Ce courant poli­tique par son projet hégé­mo­niste, se méthodes auto­ri­taires, nombre de ses posi­tions dans le domaine de la démo­cra­tie et de l’in­ter­na­tio­na­lisme, risque fort de jouer un rôle de blocage par rapport à ce qui consti­tue un objec­tif déci­sif : la réaf­fir­ma­tion d’une gauche de classe.

Une réponse défi­ni­tive à une telle ques­tion n’est pas aujourd’­hui dispo­nible.

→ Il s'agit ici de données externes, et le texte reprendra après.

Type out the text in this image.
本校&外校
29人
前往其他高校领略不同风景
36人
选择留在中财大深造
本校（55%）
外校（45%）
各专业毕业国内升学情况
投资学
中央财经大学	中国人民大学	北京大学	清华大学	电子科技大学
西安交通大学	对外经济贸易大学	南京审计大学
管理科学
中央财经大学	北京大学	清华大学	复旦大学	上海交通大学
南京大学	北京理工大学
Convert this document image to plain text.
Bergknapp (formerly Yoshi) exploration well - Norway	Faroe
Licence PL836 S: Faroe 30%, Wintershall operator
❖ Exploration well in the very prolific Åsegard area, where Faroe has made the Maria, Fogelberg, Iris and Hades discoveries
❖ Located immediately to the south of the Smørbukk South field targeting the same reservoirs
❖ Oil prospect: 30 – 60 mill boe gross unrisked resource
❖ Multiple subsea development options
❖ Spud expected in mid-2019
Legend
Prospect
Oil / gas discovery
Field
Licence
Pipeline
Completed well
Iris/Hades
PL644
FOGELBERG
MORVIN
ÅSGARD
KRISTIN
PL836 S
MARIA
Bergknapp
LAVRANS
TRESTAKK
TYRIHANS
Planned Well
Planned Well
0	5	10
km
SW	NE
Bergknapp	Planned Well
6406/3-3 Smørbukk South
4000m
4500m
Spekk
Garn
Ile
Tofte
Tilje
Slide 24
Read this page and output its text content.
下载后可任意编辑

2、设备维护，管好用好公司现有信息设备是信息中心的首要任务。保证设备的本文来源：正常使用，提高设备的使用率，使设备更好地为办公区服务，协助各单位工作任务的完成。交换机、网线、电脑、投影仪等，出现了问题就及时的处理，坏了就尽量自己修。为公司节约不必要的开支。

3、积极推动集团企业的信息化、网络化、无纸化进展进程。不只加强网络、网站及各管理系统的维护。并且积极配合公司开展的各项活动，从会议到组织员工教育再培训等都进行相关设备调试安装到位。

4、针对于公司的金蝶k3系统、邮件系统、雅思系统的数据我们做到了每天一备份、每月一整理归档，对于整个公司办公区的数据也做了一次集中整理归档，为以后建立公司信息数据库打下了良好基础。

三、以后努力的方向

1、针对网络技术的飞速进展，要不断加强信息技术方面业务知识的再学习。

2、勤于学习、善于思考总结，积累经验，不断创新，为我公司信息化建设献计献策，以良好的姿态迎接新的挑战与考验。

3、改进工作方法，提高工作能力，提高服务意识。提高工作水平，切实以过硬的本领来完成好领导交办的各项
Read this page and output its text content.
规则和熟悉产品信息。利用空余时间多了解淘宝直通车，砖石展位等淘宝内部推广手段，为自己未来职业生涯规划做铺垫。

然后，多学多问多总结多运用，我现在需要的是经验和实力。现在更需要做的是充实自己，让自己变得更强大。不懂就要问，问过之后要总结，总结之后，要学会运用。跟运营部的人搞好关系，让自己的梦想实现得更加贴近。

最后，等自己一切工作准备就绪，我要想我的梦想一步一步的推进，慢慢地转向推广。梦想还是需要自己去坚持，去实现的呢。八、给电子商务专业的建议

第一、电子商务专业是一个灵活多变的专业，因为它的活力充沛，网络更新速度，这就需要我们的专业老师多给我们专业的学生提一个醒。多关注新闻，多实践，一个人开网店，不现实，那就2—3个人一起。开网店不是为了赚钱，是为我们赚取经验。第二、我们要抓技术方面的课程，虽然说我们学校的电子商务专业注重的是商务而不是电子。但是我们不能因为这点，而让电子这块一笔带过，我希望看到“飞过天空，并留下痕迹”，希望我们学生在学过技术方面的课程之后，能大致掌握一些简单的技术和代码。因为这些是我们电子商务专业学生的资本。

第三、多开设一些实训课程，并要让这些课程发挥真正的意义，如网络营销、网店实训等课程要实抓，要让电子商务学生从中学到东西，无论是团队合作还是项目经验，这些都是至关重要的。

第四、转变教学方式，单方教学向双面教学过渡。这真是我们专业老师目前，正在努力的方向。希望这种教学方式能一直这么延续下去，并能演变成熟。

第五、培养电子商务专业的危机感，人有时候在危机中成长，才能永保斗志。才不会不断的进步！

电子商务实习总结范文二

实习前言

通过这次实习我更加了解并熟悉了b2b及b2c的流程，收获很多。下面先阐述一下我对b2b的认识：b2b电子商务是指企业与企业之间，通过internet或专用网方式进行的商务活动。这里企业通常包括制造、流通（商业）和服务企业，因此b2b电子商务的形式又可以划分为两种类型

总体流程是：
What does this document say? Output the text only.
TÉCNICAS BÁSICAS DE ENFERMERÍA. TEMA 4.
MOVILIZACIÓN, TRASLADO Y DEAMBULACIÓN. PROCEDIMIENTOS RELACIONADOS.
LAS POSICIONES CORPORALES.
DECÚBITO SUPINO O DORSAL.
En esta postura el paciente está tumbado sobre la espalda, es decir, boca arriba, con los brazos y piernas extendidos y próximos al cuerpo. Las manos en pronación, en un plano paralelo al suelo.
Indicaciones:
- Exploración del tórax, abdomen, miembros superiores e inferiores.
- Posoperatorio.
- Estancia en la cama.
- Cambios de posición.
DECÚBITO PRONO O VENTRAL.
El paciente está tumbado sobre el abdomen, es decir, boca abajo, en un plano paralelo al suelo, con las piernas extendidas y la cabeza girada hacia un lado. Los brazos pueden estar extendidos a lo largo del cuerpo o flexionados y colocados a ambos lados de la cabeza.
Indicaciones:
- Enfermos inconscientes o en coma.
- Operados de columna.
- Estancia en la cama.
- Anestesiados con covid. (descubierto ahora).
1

Mais si on accepte de la poser, il en résulte une autre : l’en­ga­ge­ment dans FI de tel ou tel courant, ou morceau de courant, loin d’être pour lui la promesse d’un rebond et d’une dyna­mique, pour­rait au contraire s’avé­rer être le signe d’un nouveau recul, voire d’une désa­gré­ga­tion.

Ce qui risque d’ar­ri­ver, l’his­toire du mouve­ment ouvrier en témoigne, lorsqu’on confond situa­tion d’of­fen­sive et situa­tion de défen­sive, phase de construc­tion et moment de décons­truc­tion…

Invi­ta­tion supplé­men­taire à ne pas renon­cer à l’étude et au débat de ce qu’est cette étrange situa­tion dans laquelle nous nous trou­vons présen­te­ment. Que certains voient grosse de succès, mais dont on peut penser qu’elle est lourde de graves menaces.